Some subscribers have complained that Sky has not made the increased charges - which are automatically debited from their bank or credit card accounts - clear enough. They accuse the satellite TV company of 'burying' the notification in the third paragraph of an impersonal sheet of paper inserted in a 148-page magazine sent out to subscribers last week.
Unless subscribers cancel their direct debits, the increased monthly charge will automatically be debited from their bank, building society or credit card accounts.
Paul Harries, managing director of the satellite TV publishing company TV Live, believes many subscribers will not realise they are paying more. He says he has already heard eight or nine complaints.
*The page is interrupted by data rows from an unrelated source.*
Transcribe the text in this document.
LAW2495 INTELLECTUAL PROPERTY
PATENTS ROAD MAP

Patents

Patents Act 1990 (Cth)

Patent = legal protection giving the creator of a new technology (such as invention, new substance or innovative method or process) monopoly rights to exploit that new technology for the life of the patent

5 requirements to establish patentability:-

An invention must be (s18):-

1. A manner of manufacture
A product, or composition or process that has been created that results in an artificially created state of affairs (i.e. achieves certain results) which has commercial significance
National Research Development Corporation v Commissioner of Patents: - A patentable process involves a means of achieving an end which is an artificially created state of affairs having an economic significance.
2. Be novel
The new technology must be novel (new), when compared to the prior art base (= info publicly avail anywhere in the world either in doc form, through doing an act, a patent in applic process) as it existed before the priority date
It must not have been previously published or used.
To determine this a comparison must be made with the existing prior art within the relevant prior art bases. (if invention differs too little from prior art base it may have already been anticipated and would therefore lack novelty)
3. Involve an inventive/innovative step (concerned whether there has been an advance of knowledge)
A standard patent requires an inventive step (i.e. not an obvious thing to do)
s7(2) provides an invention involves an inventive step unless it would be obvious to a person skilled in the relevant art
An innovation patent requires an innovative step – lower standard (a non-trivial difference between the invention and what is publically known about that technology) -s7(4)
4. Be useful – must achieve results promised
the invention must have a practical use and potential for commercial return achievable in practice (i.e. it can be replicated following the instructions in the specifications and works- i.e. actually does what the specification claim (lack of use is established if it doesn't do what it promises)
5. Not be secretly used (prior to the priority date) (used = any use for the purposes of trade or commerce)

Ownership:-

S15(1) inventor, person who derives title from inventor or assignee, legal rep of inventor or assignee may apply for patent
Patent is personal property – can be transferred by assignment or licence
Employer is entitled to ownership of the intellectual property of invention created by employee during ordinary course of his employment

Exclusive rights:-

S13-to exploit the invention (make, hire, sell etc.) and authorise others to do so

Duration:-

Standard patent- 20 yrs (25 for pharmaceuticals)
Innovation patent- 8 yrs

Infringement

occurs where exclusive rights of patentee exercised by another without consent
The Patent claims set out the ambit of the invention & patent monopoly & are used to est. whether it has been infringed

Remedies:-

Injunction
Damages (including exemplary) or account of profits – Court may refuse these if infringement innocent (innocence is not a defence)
'It would appear that Sky may not have adequately notified subscribers of the price increase. We're hoping that this will be rectified by Sky, as there is considerable disquiet in the industry and among viewers.'
One Sky subscriber said: 'It's a pretty bad show the way they've foisted this on us. It's inertia selling, isn't it?'
Liz Roberts, a Sky spokeswoman, denied that some subscribers might not realise prices had been raised: 'The indication of the price increases in our view has been correctly and properly given.'
Sky's parent, BSkyB, owned by News Corporation, Pearson, Granada and Chargeurs of France, stands to make an extra pounds 97m a year as a result of the price increases. Last month it announced that pre-tax profits had tripled to pounds 177m.
Every subscription, from the pounds 6.99 a month basic rate to the pounds 19.99 package of three premium services, has been increased by a flat rate of pounds 3 beginning on 1 October.
The rules of BACS, the banking organisation that oversees direct debits, do not specify how clearly organisations should notify customers of changes to debited amounts.